Vivemos focados no nosso próprio mundo, nossos problemas, naquilo que nos afeta diretamente. Alguns mais egocêntricos, outros com um olhar mais empático, que conseguem compreender e se solidarizar com a dor alheia. É importante fazer o exercício de se colocar em um lugar que não é o seu porque, se tem algo que essa pandemia demonstrou, é que somos muito mais dependentes uns dos outros do que imaginávamos. Precisamos colaborar para manter a taxa de ocupação de leitos longe do limite e nos isolar para evitar a transmissão do vírus para outras pessoas.
É verdade que estamos cansados das limitações e de não poder frequentar os lugares que costumávamos ir. Saudades de ir ao cinema e cansados de ver todo o catálogo dos canais de streaming. Saudades de ir a um parque sem preocupações, como o Villa-Lobos que completou 33 anos esse mês. Estamos com saudades de estar com a família ou estressados com a convivência 24/7. E conviver pode ser muito difícil, especialmente quando estamos o tempo todo em casa e nossa trilha sonora é o barulho de uma obra. Ficamos felizes por termos um emprego, mas cansados com a falta de limite entre o horário de trabalho e de lazer, em um sistema de home office que exige estarmos conectados o tempo todo.
Com todas essas coisas que pesam mais a cada dia, após um ano vivendo nesse “novo normal”, precisamos reconhecer os nossos privilégios. Porque incômodos da vizinhança, cansaço de estar em casa, tédio, vontade de sair, não se comparam à realidade que muitas pessoas vivem hoje: a impossibilidade de pagar seu aluguel, desemprego, dificuldade de comprar alimentos para garantir uma dieta com nutrientes básicos e um confinamento absoluto como na história da Fabiana que contamos nessa edição.

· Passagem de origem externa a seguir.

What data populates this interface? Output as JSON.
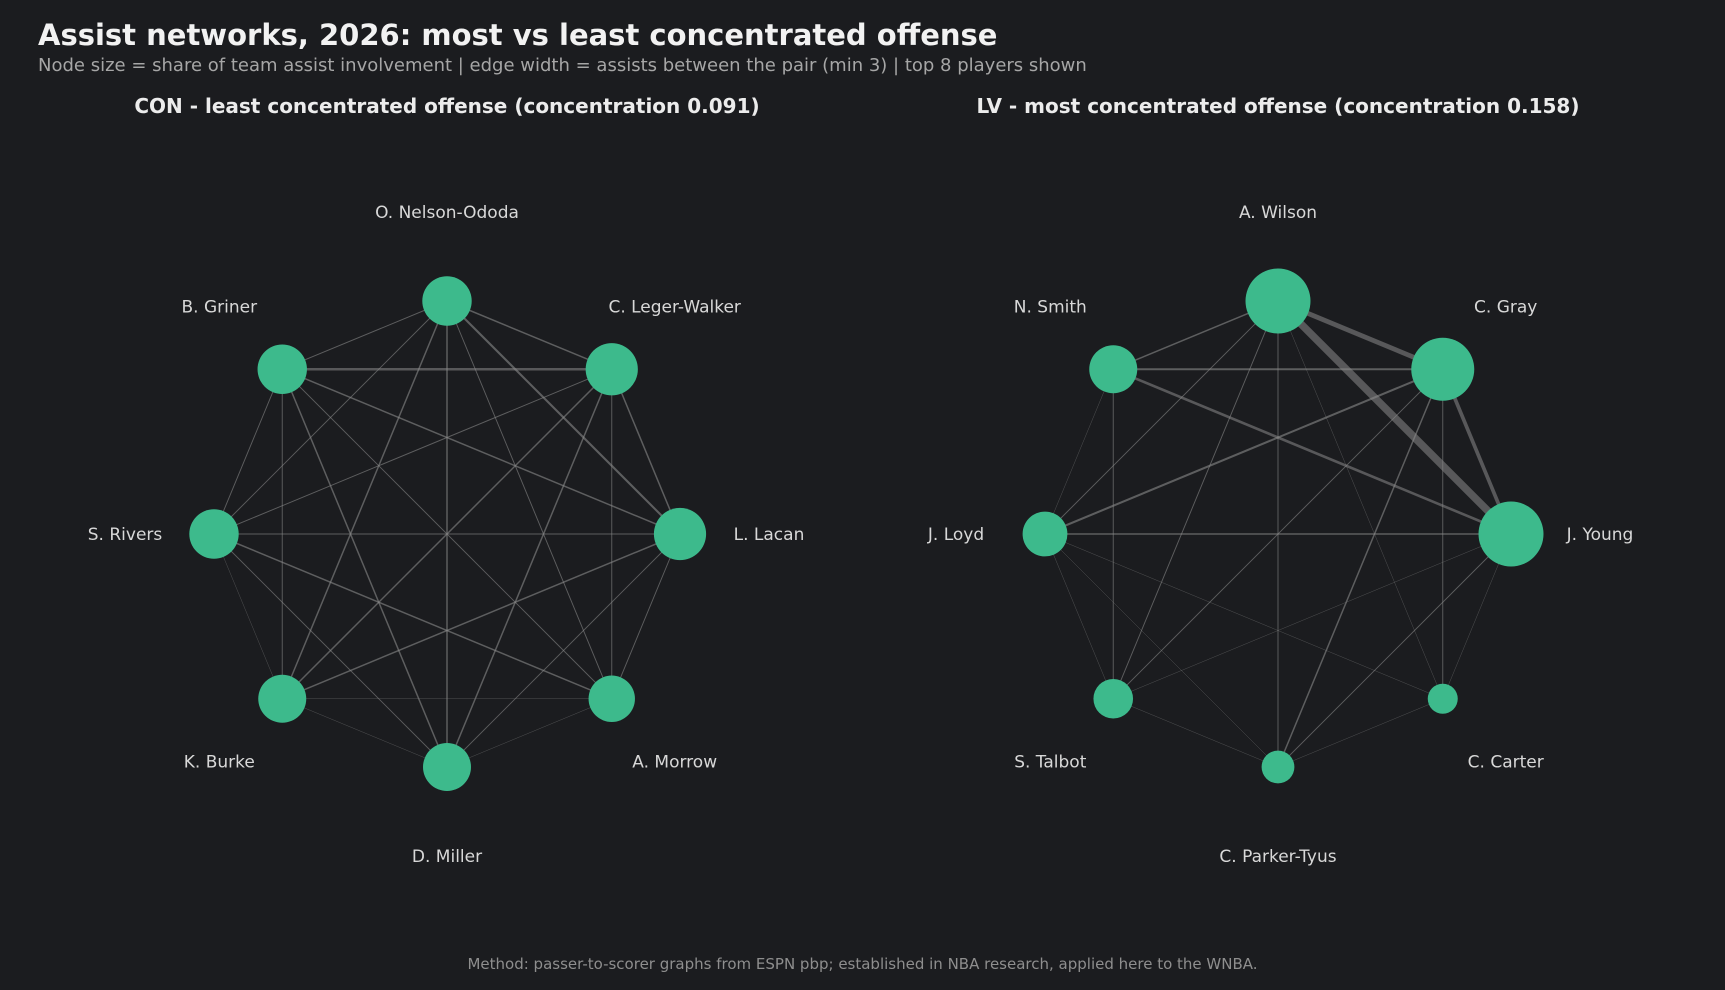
{
  "title": "Assist networks, 2026: most vs least concentrated offense",
  "subtitle": "Node size = share of team assist involvement | edge width = assists between the pair (min 3) | top 8 players shown",
  "footer": "Method: passer-to-scorer graphs from ESPN pbp; established in NBA research, applied here to the WNBA.",
  "colors": {
    "background": "#1b1c1f",
    "node": "#3dba8c",
    "edge": "#8a8a8a"
  },
  "panels": [
    {
      "team": "CON",
      "title": "CON - least concentrated offense (concentration 0.091)",
      "players": [
        {
          "name": "O. Nelson-Ododa",
          "share": 0.13
        },
        {
          "name": "C. Leger-Walker",
          "share": 0.15
        },
        {
          "name": "L. Lacan",
          "share": 0.15
        },
        {
          "name": "A. Morrow",
          "share": 0.11
        },
        {
          "name": "D. Miller",
          "share": 0.12
        },
        {
          "name": "K. Burke",
          "share": 0.12
        },
        {
          "name": "S. Rivers",
          "share": 0.13
        },
        {
          "name": "B. Griner",
          "share": 0.13
        }
      ],
      "edges": [
        {
          "a": "B. Griner",
          "b": "C. Leger-Walker",
          "assists": 7
        },
        {
          "a": "C. Leger-Walker",
          "b": "L. Lacan",
          "assists": 5
        },
        {
          "a": "O. Nelson-Ododa",
          "b": "L. Lacan",
          "assists": 6
        },
        {
          "a": "O. Nelson-Ododa",
          "b": "C. Leger-Walker",
          "assists": 5
        },
        {
          "a": "O. Nelson-Ododa",
          "b": "B. Griner",
          "assists": 4
        },
        {
          "a": "O. Nelson-Ododa",
          "b": "D. Miller",
          "assists": 5
        },
        {
          "a": "O. Nelson-Ododa",
          "b": "K. Burke",
          "assists": 5
        },
        {
          "a": "O. Nelson-Ododa",
          "b": "A. Morrow",
          "assists": 4
        },
        {
          "a": "O. Nelson-Ododa",
          "b": "S. Rivers",
          "assists": 4
        },
        {
          "a": "B. Griner",
          "b": "S. Rivers",
          "assists": 4
        },
        {
          "a": "B. Griner",
          "b": "K. Burke",
          "assists": 4
        },
        {
          "a": "B. Griner",
          "b": "D. Miller",
          "assists": 5
        },
        {
          "a": "B. Griner",
          "b": "A. Morrow",
          "assists": 4
        },
        {
          "a": "B. Griner",
          "b": "L. Lacan",
          "assists": 5
        },
        {
          "a": "C. Leger-Walker",
          "b": "A. Morrow",
          "assists": 4
        },
        {
          "a": "C. Leger-Walker",
          "b": "D. Miller",
          "assists": 5
        },
        {
          "a": "C. Leger-Walker",
          "b": "K. Burke",
          "assists": 5
        },
        {
          "a": "C. Leger-Walker",
          "b": "S. Rivers",
          "assists": 4
        },
        {
          "a": "S. Rivers",
          "b": "L. Lacan",
          "assists": 4
        },
        {
          "a": "S. Rivers",
          "b": "K. Burke",
          "assists": 3
        },
        {
          "a": "S. Rivers",
          "b": "D. Miller",
          "assists": 4
        },
        {
          "a": "S. Rivers",
          "b": "A. Morrow",
          "assists": 5
        },
        {
          "a": "L. Lacan",
          "b": "A. Morrow",
          "assists": 4
        },
        {
          "a": "L. Lacan",
          "b": "D. Miller",
          "assists": 4
        },
        {
          "a": "L. Lacan",
          "b": "K. Burke",
          "assists": 5
        },
        {
          "a": "K. Burke",
          "b": "D. Miller",
          "assists": 3
        },
        {
          "a": "K. Burke",
          "b": "A. Morrow",
          "assists": 3
        },
        {
          "a": "A. Morrow",
          "b": "D. Miller",
          "assists": 3
        }
      ]
    },
    {
      "team": "LV",
      "title": "LV - most concentrated offense (concentration 0.158)",
      "players": [
        {
          "name": "A. Wilson",
          "share": 0.26
        },
        {
          "name": "C. Gray",
          "share": 0.24
        },
        {
          "name": "J. Young",
          "share": 0.26
        },
        {
          "name": "C. Carter",
          "share": 0.03
        },
        {
          "name": "C. Parker-Tyus",
          "share": 0.04
        },
        {
          "name": "S. Talbot",
          "share": 0.07
        },
        {
          "name": "J. Loyd",
          "share": 0.1
        },
        {
          "name": "N. Smith",
          "share": 0.12
        }
      ],
      "edges": [
        {
          "a": "A. Wilson",
          "b": "J. Young",
          "assists": 16
        },
        {
          "a": "A. Wilson",
          "b": "C. Gray",
          "assists": 11
        },
        {
          "a": "C. Gray",
          "b": "J. Young",
          "assists": 9
        },
        {
          "a": "N. Smith",
          "b": "J. Young",
          "assists": 7
        },
        {
          "a": "N. Smith",
          "b": "C. Gray",
          "assists": 6
        },
        {
          "a": "J. Loyd",
          "b": "C. Gray",
          "assists": 6
        },
        {
          "a": "N. Smith",
          "b": "A. Wilson",
          "assists": 5
        },
        {
          "a": "A. Wilson",
          "b": "J. Loyd",
          "assists": 4
        },
        {
          "a": "A. Wilson",
          "b": "S. Talbot",
          "assists": 4
        },
        {
          "a": "A. Wilson",
          "b": "C. Parker-Tyus",
          "assists": 4
        },
        {
          "a": "A. Wilson",
          "b": "C. Carter",
          "assists": 3
        },
        {
          "a": "C. Gray",
          "b": "S. Talbot",
          "assists": 4
        },
        {
          "a": "C. Gray",
          "b": "C. Parker-Tyus",
          "assists": 5
        },
        {
          "a": "C. Gray",
          "b": "C. Carter",
          "assists": 4
        },
        {
          "a": "J. Young",
          "b": "J. Loyd",
          "assists": 5
        },
        {
          "a": "J. Young",
          "b": "S. Talbot",
          "assists": 3
        },
        {
          "a": "J. Young",
          "b": "C. Parker-Tyus",
          "assists": 4
        },
        {
          "a": "J. Young",
          "b": "C. Carter",
          "assists": 3
        },
        {
          "a": "N. Smith",
          "b": "J. Loyd",
          "assists": 3
        },
        {
          "a": "N. Smith",
          "b": "S. Talbot",
          "assists": 4
        },
        {
          "a": "J. Loyd",
          "b": "C. Carter",
          "assists": 3
        },
        {
          "a": "J. Loyd",
          "b": "S. Talbot",
          "assists": 3
        },
        {
          "a": "J. Loyd",
          "b": "C. Parker-Tyus",
          "assists": 3
        },
        {
          "a": "S. Talbot",
          "b": "C. Parker-Tyus",
          "assists": 3
        },
        {
          "a": "C. Parker-Tyus",
          "b": "C. Carter",
          "assists": 3
        }
      ]
    }
  ]
}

É complicado definir prioridades e grupos que serão contemplados com a vacina quando todos nós precisamos muito dela. A diretriz básica é começar sempre por quem é mais vulnerável, embora a Covid-19 tenha mostrado que mesmo pessoas jovens e saudáveis podem ser vítimas. Após profissionais que atuam na linha de frente, idosos, professores e agentes de segurança que não pararam ou tiveram que trabalhar bem antes de serem incluídos na fila da vacina, agora fica mais delicado escolher quem vai receber as próximas doses. Não podemos deixar que a maior representatividade seja o único guia para a tomada de decisões. É difícil em uma cidade tão gigante olhar para os casos específicos, mas é necessário. E mais grave ainda é ter pessoas com o privilégio de estarem qualificadas para se vacinar que optam por não fazê-lo. Dificilmente vamos vacinar todas as pessoas acima de 18 anos até o fim do ano, mas é isso que precisamos para reconstruir a nossa sociedade.